Gemini’s co-founder issued an open letter to DCG CEO Barry Silbert, demanding that the liquidity issue be resolved by January 8, 2023
Gemini co-founder Cameron Winklevoss took to Twitter on Monday to bring the open letter to the attention of Digital Currency Group (DCG) CEO Barry Silbert. In the letter, Winklevoss said he was writing on behalf of the 340,000 Gemini Earn users.” These users are real people, not numbers on a spreadsheet,” Winklevoss declared. Essentially, Gemini offered Earn users as much as 8% interest on certain digital assets, and was able to do so because Genesis Global Capital’s lending arm was a key partner.
Earn Update: An Open Letter to . 24} An Open Letter to @BarrySilbert.
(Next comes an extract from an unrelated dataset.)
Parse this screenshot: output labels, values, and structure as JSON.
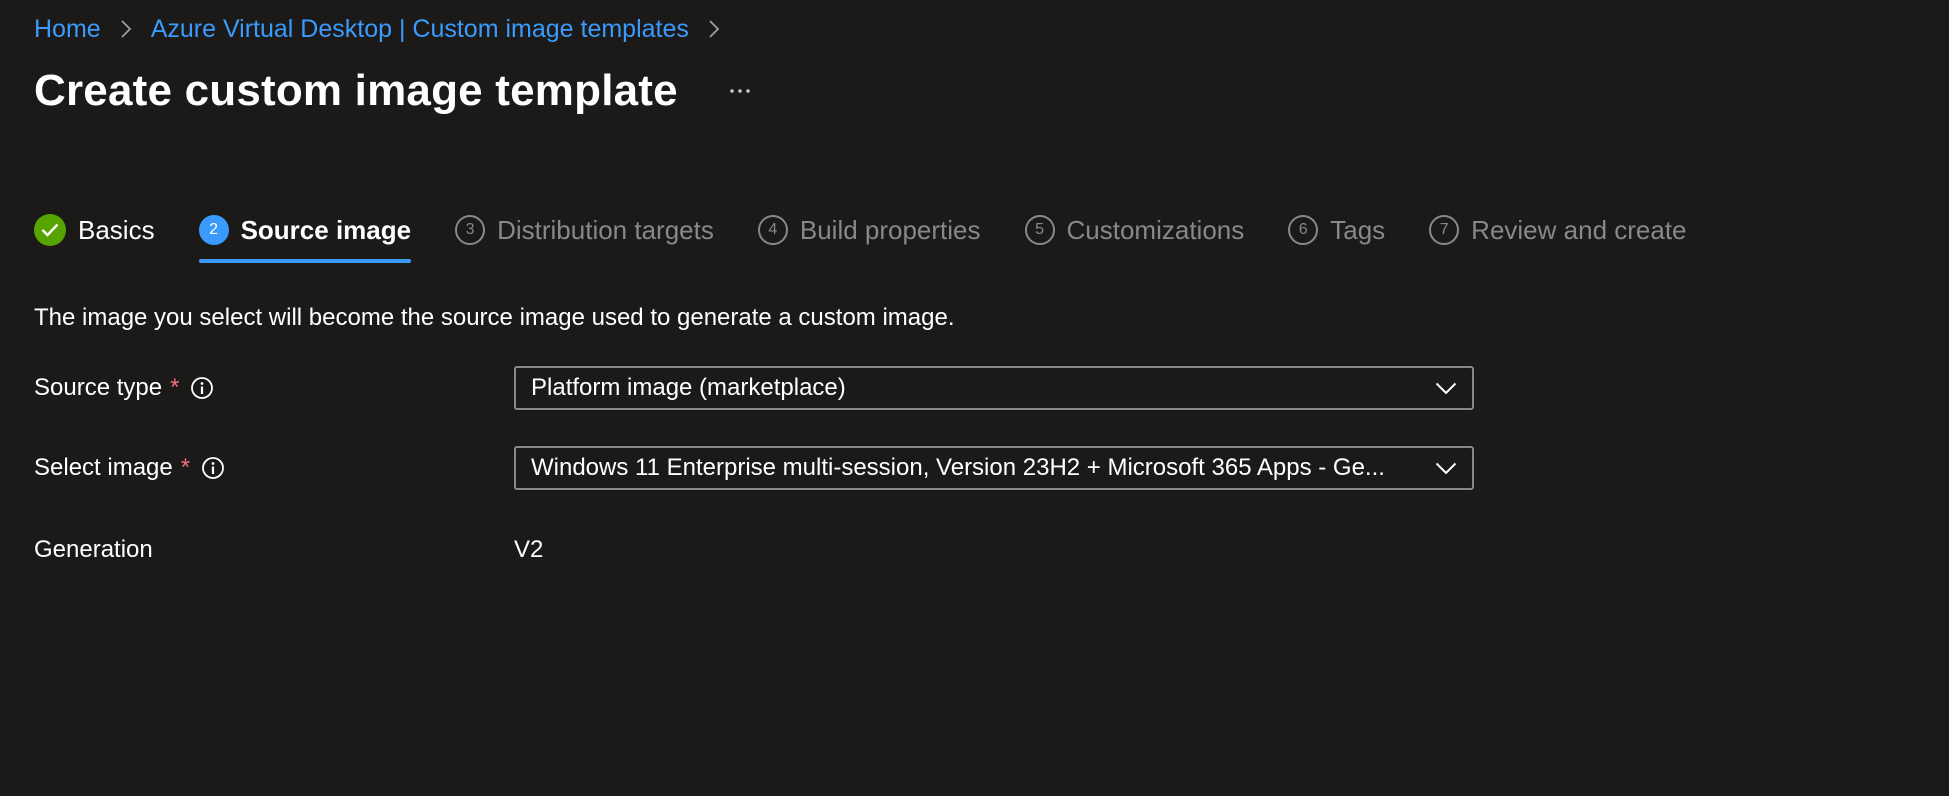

– Cameron Winklevoss (@cameron) January 2, 2023
But the FTX contagion spread to Genesis, a creditor in FTX’s bankruptcy proceedings, and its lending arm withdrew and loan origination in mid-November 2022 suspended. Genesis was a key partner in Gemini’s Earn products, but the company also suspended withdrawalsthe same week. Subsequently, the Financial Times (FT) published a report claiming that Genesis owed $900 million to Gemini’s Earn users. Gemini also formed a committee of creditors to recover funds from Genesis, with Houlihan Lokey as financial advisor.
In addition, upset customers are preparing a potentialclass action lawsuitagainst Gemini alleging that the exchange misled customers with bad deals. In an open letter, Winklevoss alleges that his team attempted to resolve the matter with Silbert on multiple occasions on December 25, 2022. The letter states that the issue is a mess “entirely of your own making,” as Winklevoss accuses DCG of owing Genesis $1.675 billion.
“Every time we ask for specific involvement, you hide behind lawyers, investment bankers, and the process,” the Gemini co-founder explained in the letter. Winklevoss further claimed that the funds were used for “greedy share repurchases, illiquid venture investments, and kamikaze grayscale NAV transactions.” The Gemini co-founder added,
We know that you are desperate to protect DCG from the problems you have created with Genesis, and since you know that DCG and Genesis are in the mix, it is better to discard this fiction.